• Lumber prices fell 7% on Tuesday as new home sales registered an 8% decline in June, hitting its lowest level in two years.
  • Lumber prices have fallen 28% from their July high as the housing market continues to slow due to higher mortgage rates.
  • "We think there is more downside to go in housing," LPL's chief economist Jeffrey Roach said.

The year-long decline in lumber prices continued on Tuesday, with the essential building commodity falling 7% to $531.90 per thousand board feet after fresh housing data was released.

New home sales in the month of June fell at a seasonally adjusted annual rate of of 8.1% to 590,000, according to the US Commerce Department. That represents the lowest monthly sales since April 2020, and one economist thinks the decline will continue.

"As workers change jobs and adjust to the hybrid working environment, housing will likely weaken further in areas with high cost of living. Of course, the biggest factor behind the weakening housing market is the rapid rise in borrowing costs. We think there is more downside to go in housing," LPL chief economist Jeffrey Roach told Insider.

Average mortgage rates for the popular 30-year fixed product have surged from about 3% at the start of the year to just under 6% today, and that rise has been especially painful for new home buyers as prices are not yet falling. The median new home price jumped more than 7% to $402,400 in June.  

And the pain can continue as the Fed gears up for another expected 75-basis-point rate hike on Wednesday, likely sending mortgage rates even higher. 

The new home sales data represents more bad news for homebuilders, as they rely on a strong housing market to sell their inventory into. A consistent fall in home sales should translate into lower building output from homebuilders, ultimately resulting in less demand for building supplies like lumber.

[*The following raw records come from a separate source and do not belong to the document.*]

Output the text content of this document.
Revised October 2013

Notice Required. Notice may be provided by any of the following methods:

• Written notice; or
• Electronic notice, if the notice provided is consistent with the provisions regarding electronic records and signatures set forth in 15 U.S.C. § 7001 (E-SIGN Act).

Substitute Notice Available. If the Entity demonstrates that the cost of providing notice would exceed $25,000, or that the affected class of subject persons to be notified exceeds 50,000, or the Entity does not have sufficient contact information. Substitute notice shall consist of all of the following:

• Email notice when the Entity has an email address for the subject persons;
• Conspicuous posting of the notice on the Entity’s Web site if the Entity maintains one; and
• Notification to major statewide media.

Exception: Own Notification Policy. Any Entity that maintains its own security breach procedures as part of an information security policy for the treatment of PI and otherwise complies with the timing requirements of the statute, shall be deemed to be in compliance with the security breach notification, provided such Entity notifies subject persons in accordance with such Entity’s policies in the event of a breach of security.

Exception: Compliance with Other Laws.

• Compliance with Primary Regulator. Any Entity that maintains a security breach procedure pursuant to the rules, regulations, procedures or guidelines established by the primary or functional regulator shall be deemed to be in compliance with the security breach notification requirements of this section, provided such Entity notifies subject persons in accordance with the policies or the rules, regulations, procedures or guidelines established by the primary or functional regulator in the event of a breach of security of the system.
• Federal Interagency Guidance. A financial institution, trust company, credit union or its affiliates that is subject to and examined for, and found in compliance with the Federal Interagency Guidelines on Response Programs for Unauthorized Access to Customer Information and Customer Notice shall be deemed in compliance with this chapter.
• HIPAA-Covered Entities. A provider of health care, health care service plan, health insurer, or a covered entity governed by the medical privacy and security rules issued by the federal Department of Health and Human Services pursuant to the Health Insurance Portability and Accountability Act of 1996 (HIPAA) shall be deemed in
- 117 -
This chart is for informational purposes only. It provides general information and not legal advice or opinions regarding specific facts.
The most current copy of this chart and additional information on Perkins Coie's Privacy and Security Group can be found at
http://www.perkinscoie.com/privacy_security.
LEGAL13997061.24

This dynamic has been unfolding since the start of the year when mortgage rates began to rise, according to various homebuild surveys. And the decline can in homebuilding activity can be seen in the price of lumber, as it has fallen 53% year-to-date.

If the slowdown in housing continues, it's difficult to see demand picking up for lumber, which means prices are likely to remain well off last year's highs. And the going could get even tougher as worries of an imminent economic recession continue to rise.